Pembukaan rangkaian acara “Bilik Tilik, Otak Kotak” pada hari itu, secara keseluruhan, memang membahas soal sampah dan sungai. Selain dongeng, acara yang masuk ke dalam rangkaian Bandung Design Biennale 2023 ini juga diisi oleh gelar wicara bertajuk “Kuno dan Kini; Sebuah Pembuka”.
Fei Febri (CEO Bank Sampah), Ryan Hendriyan (Yaksa Pelestari Bumi Berkelanjutan), Nugie Herdian (Komunitas Cinta Alam Indonesia), dan Ahmad Muharam (Pemerhati Budaya) dipilih sebagai pembicara. Dipandu oleh Lulu Situmeang, semua pembicara membahas tentang bagaimana kedekatan antara alam, khususnya sungai, dengan manusia, serta tanggung jawab pemerintah dalam menangani isu sampah.
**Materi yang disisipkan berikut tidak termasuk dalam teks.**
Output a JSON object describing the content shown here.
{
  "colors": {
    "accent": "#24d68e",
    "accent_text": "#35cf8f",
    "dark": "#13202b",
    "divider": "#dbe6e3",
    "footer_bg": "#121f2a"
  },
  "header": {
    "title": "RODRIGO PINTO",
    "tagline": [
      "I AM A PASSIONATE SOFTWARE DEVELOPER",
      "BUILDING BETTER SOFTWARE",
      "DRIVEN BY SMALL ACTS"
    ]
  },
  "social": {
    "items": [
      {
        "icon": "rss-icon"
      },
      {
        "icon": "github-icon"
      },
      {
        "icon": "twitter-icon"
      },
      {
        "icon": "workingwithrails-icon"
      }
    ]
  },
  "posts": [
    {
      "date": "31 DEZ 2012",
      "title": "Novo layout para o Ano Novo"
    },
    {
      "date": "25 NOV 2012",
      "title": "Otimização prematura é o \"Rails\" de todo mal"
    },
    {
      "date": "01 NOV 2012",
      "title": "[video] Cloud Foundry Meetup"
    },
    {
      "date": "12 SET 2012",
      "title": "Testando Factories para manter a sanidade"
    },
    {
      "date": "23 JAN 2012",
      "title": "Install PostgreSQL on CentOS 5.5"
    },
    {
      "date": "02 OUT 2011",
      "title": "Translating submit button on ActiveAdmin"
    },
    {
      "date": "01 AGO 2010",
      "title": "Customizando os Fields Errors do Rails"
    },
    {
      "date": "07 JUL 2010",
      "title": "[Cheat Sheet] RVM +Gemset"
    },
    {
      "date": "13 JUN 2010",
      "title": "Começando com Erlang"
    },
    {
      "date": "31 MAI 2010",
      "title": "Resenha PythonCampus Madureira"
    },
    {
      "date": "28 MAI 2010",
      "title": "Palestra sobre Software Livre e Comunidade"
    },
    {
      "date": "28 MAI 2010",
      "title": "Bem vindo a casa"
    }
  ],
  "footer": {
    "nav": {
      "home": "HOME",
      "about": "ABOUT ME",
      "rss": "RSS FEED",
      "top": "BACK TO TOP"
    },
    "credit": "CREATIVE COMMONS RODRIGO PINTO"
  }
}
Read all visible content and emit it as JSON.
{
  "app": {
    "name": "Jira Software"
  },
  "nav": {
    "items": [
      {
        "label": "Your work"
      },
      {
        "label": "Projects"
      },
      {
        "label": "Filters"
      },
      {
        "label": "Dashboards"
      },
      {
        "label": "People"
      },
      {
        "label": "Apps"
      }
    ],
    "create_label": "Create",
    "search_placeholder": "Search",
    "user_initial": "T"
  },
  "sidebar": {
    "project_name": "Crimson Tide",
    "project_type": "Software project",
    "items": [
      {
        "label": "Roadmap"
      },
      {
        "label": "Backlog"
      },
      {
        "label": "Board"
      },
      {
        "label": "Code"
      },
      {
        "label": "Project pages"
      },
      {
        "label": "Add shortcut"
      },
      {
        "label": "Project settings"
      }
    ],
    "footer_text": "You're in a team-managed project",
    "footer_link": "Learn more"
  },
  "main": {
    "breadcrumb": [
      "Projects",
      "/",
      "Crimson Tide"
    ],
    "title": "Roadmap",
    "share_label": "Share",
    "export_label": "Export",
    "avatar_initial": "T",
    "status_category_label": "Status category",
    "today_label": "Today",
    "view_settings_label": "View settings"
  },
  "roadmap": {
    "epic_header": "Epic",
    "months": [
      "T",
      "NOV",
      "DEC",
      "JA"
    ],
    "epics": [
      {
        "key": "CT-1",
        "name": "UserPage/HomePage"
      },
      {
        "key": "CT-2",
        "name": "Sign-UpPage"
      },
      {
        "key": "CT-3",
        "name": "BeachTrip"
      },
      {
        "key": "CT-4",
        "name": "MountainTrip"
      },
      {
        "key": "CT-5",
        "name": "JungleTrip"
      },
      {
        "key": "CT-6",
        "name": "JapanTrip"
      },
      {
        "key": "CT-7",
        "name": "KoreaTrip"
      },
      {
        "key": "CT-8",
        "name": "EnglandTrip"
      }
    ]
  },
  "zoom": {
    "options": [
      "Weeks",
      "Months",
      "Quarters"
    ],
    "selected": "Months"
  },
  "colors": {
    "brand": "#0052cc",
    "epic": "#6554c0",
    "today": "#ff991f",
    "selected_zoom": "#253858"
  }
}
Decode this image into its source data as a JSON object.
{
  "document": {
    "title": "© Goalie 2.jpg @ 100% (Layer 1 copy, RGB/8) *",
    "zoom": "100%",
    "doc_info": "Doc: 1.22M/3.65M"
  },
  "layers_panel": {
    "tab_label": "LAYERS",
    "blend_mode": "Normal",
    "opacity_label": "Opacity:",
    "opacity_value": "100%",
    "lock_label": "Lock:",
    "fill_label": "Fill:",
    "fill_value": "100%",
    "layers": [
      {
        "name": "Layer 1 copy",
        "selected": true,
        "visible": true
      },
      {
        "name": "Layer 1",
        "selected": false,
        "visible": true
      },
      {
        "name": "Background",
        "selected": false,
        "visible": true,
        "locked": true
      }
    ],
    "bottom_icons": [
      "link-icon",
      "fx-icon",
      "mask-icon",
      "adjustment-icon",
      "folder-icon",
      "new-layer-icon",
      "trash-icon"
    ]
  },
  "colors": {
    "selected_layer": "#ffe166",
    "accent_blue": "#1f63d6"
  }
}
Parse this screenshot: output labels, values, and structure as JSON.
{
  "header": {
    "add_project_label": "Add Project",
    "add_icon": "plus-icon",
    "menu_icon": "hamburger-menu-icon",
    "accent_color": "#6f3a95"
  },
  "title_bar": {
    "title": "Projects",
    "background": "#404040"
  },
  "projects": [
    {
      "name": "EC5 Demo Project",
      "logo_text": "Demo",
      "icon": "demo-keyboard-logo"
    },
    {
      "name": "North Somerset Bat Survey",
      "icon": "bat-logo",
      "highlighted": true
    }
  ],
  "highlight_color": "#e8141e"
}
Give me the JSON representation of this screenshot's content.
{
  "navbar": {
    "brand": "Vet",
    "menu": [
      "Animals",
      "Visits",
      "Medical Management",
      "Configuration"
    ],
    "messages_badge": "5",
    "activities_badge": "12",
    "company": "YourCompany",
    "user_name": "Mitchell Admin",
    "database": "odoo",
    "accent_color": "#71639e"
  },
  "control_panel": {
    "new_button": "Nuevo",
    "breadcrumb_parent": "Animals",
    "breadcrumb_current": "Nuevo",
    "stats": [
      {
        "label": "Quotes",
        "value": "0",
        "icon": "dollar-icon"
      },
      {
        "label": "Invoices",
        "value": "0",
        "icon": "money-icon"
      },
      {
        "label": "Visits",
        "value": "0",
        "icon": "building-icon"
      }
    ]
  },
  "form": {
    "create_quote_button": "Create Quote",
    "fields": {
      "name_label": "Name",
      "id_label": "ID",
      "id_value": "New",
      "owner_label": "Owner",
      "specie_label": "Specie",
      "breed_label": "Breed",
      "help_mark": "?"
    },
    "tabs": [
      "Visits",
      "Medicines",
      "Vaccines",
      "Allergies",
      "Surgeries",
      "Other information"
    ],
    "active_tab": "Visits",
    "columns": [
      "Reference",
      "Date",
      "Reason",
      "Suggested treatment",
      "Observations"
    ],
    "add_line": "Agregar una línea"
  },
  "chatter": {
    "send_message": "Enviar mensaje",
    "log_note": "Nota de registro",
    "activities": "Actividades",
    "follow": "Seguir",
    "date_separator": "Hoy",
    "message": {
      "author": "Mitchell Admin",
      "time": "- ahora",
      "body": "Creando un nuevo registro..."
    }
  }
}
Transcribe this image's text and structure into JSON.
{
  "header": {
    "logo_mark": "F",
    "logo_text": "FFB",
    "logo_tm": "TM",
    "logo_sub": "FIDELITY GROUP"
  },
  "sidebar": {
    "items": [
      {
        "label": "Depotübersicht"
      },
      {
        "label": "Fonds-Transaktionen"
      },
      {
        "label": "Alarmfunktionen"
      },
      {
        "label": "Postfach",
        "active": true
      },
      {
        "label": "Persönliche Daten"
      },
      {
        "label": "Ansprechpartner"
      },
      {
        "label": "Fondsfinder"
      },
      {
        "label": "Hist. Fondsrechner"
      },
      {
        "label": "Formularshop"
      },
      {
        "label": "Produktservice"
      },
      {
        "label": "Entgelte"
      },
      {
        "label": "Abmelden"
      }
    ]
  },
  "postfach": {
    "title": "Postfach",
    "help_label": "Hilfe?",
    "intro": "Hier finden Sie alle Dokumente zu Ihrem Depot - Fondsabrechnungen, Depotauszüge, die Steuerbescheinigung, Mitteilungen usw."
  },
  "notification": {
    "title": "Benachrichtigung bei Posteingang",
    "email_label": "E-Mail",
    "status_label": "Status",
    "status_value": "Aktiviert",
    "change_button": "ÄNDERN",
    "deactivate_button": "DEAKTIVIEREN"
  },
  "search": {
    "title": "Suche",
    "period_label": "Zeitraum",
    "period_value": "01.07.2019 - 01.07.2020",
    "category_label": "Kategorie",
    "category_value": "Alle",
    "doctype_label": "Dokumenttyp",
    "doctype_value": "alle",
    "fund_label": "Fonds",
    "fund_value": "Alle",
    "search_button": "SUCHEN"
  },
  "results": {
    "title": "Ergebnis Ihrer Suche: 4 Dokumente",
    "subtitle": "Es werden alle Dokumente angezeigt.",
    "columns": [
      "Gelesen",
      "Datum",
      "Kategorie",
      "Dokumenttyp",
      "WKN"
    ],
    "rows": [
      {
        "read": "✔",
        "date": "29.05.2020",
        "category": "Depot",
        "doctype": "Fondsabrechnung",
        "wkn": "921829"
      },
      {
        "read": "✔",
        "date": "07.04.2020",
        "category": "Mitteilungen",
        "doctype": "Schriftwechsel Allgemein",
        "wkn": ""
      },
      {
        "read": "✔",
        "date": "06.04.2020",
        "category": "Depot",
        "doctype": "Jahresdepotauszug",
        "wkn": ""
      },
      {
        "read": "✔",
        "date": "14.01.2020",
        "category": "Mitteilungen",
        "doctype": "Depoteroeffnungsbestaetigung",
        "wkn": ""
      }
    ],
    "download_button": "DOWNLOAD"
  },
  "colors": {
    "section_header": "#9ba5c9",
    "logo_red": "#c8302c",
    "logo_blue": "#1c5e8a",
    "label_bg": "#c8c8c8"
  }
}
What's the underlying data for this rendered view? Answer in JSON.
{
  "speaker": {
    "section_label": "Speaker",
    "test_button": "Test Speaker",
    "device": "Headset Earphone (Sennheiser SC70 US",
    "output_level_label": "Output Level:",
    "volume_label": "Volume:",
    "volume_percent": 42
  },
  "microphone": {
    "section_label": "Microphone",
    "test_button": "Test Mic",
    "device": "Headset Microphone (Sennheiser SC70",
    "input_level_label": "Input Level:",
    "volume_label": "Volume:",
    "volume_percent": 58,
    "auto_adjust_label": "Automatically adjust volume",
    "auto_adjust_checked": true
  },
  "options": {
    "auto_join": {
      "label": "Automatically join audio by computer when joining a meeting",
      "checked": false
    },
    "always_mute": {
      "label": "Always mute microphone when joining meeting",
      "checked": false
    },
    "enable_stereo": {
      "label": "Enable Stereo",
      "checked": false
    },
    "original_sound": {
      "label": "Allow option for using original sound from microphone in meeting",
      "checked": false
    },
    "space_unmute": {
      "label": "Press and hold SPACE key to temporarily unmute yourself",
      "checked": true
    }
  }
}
“Bank sampah itu bukan solusi. Solusi itu adalah sistem dan enable people to change,” terang Fei dalam pemaparannya.
“Sebenarnya bank sampah itu adalah kegagalan pemerintah dalam mengelola sampah!”
Selepas gelar wicara, acara dilanjutkan dengan penampilan pantomim dari Wanggi Hoed dan perkenalan seni instalasi yang akan dipamerkan selama bulan Oktober. “Thinking of the Box”, nama seni instalasi tersebut, adalah sebuah kotak seperti bilik suara yang digunakan untuk menampung keresahan publik di Kota Bandung dengan cara menuliskan keluhan tentang sampah dan sungai di sampah saset yang dibawa sendiri.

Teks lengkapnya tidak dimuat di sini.